Healthy demand growth and limited capacity additions indicate tightening supply-demand balance longer term.


Yara agronomist and farmer.

First-quarter EBITDA was USD 435 million compared to USD 487 million in first quarter 2023, namely down 11% from 1Q23 mainly due to lower prices. Net income was USD 16 million (USD 0.07 per share) compared with USD 105 (USD 0.41 per share) a year earlier, in spite of total deliveries up 12% with European deliveries up 37% from 1Q23. Healthy demand growth and limited capacity additions indicate tightening supply-demand balance longer term. Furthermore, GHG emission intensity reduced with implementation of key projects.

“This quarter's results are down from same quarter last year as increased deliveries are offset by lower prices. Meanwhile, I am pleased to see that our efforts to decarbonize is yielding results. This is crucial to future-proof our business and be able to meet growing demand for low-carbon solutions”, said Svein Tore Holsether, President and Chief Executive Officer.

Despite strong urea supply in 2023, prices are generally demand-driven with positive production margins for even swing producers. With farmer incentives at normal levels and 10-year consumption growth trending at 1.9% per annum, demand fundamentals are supportive for upcoming seasons. While the peak of new capacity additions is now behind us, urea supply is currently strong primarily due to increased production in India and China. However, industry consultant projections show significantly lower supply growth from 2024 onwards. Combined with strong demand fundamentals, this indicates a tightening supply-demand balance longer term.

“Total nitrogen imports to Europe are declining as European production is ramping up. However, Russian urea imports to Europe reached an all-time high last season and currently account for almost one third of total urea imports to the EU. While raw material sanctions and price pressure is taking a double toll on European industry, Russia is gaining market influence. That not only endangers European industry and the green transition, but it also makes European food production more vulnerable,” said Holsether.

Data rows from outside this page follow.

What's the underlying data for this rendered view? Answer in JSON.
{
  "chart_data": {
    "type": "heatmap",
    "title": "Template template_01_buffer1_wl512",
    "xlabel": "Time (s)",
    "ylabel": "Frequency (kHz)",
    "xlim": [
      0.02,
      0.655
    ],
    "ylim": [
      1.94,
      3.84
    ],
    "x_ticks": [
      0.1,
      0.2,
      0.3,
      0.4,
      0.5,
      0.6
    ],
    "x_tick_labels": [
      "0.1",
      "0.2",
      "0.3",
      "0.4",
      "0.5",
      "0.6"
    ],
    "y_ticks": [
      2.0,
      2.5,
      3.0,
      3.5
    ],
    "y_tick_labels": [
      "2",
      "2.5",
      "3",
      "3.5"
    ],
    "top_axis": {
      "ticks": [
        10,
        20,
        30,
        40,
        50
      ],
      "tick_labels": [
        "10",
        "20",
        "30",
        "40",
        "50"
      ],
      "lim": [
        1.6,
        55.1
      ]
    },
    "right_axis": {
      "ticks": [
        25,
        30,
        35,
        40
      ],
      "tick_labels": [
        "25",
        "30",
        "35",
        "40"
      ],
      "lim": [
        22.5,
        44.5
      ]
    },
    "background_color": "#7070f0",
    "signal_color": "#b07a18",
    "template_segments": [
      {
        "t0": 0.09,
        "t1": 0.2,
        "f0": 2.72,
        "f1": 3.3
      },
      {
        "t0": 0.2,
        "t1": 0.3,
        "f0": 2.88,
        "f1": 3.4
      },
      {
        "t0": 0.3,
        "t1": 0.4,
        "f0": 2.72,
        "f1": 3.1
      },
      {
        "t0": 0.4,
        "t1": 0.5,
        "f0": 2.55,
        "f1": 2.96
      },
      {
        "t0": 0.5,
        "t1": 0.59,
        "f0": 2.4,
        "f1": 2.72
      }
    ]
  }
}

The energy transition, climate crisis, and food security remain top priorities globally. With its leading food solutions and ammonia positions, Yara is uniquely positioned to drive these transformations. Yara’s strategy is focused on further strengthening operational resilience and flexibility, and profitable growth in low-carbon solutions. This will support the transformation of the global food system, generate long-term growth opportunities, and drive progress towards Yara's ambition of growing a nature-positive food future.